Say we have a collection of random variables, call them X_1 through X_N, which are described by the joint probability distribution p(X_1,...,X_N). Maybe the distribution factors nicely, meaning that the random variables are independent, or maybe it doesn't; there could be nontrivial mutual informations between variables, or in principle even correlations of higher order. The Shannon entropy of some subset {X_a} is defined from the marginal probability distribution found by integrating out the other random variables, and by the nature of Shannon entropy, various constraints will hold among the amounts of information contained in the different subsets of random variables.

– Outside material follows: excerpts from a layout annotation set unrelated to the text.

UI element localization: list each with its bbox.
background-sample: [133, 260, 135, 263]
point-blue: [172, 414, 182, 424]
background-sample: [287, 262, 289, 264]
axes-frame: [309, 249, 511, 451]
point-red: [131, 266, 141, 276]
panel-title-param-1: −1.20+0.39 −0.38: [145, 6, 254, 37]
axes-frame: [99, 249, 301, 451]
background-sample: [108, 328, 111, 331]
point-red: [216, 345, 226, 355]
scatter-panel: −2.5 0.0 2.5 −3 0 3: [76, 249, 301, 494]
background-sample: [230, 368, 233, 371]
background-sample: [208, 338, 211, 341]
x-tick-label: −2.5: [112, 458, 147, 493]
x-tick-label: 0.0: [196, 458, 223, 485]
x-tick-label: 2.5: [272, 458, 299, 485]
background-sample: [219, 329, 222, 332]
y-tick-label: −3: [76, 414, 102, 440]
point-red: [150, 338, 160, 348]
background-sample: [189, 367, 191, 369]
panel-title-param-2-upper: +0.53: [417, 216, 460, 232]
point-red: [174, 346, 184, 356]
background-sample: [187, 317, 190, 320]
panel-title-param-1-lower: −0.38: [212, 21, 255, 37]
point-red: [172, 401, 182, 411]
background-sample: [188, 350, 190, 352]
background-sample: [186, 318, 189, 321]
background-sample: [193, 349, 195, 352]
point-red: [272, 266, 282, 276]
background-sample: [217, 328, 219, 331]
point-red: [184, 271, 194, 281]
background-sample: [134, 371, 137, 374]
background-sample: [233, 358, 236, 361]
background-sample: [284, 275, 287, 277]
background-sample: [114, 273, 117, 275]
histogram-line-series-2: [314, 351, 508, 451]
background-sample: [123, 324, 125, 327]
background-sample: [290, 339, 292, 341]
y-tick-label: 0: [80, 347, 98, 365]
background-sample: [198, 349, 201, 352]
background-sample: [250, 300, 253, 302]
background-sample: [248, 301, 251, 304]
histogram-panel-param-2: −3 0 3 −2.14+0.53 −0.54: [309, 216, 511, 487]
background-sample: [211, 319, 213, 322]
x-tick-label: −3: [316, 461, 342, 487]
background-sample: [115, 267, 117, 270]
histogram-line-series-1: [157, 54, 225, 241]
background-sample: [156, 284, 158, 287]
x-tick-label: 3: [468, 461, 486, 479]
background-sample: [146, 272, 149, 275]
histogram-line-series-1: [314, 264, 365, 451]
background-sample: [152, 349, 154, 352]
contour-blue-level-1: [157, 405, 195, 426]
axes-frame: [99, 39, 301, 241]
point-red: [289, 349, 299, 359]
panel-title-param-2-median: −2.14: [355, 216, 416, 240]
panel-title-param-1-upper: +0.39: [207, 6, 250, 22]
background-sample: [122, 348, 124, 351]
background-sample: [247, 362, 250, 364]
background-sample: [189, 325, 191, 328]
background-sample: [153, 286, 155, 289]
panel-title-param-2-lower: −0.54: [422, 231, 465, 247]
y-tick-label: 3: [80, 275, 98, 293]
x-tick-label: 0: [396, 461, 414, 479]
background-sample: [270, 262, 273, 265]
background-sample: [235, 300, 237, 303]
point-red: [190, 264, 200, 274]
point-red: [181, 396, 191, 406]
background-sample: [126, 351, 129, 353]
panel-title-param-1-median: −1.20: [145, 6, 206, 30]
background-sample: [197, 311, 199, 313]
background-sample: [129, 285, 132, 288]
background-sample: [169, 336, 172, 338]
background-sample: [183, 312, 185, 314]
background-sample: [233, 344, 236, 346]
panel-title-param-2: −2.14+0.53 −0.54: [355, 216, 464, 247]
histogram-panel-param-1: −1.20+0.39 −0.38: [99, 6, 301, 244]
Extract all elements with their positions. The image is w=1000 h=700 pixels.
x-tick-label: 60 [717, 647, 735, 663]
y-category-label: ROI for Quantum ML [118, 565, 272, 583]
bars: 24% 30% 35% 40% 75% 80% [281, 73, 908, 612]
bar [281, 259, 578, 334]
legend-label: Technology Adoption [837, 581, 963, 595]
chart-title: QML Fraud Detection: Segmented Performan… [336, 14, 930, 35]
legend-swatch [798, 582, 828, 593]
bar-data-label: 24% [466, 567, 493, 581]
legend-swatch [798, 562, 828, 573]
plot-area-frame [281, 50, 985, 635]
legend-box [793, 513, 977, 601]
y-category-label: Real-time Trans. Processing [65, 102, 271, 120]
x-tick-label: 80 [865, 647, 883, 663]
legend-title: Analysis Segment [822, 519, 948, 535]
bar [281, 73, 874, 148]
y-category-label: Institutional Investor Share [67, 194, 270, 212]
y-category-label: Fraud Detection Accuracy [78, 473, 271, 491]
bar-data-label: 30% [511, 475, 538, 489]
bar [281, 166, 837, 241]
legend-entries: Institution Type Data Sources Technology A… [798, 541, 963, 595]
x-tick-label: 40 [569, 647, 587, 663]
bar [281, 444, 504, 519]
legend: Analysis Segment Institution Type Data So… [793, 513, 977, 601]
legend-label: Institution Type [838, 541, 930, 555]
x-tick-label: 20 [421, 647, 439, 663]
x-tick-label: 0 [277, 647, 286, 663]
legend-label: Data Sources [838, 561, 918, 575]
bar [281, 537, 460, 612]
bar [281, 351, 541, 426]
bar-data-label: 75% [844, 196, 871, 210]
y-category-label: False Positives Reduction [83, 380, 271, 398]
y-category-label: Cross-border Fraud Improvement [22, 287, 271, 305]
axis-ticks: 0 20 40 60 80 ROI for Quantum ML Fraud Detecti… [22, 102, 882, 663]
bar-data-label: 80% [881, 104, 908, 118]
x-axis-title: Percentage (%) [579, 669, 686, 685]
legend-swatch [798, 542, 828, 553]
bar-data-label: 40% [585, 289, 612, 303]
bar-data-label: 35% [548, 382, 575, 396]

Now, if we want an algorithmic analogue of this so that we can consider it in a single-shot way, as with Vitanyi's "algorithmic statistics", it seems the natural thing to do is take a set of N bitstrings, call them S_1 through S_N. Then the Kolmogorov information of the various subsets {S_a} satisfy relations analogous to those found in the Shannon case, provided we have some function 〈•,•〉 which codes two strings onto the same tape in a recoverable way, so that we can define

K(S, T) = K(〈S, T〉),

and so on for the Kolmogorov information of larger sets of strings. So, "union" and "intersection" are just the set-theoretic union and intersection of sets of the fundamental objects we're considering, whether those objects are random variables or constant bitstrings.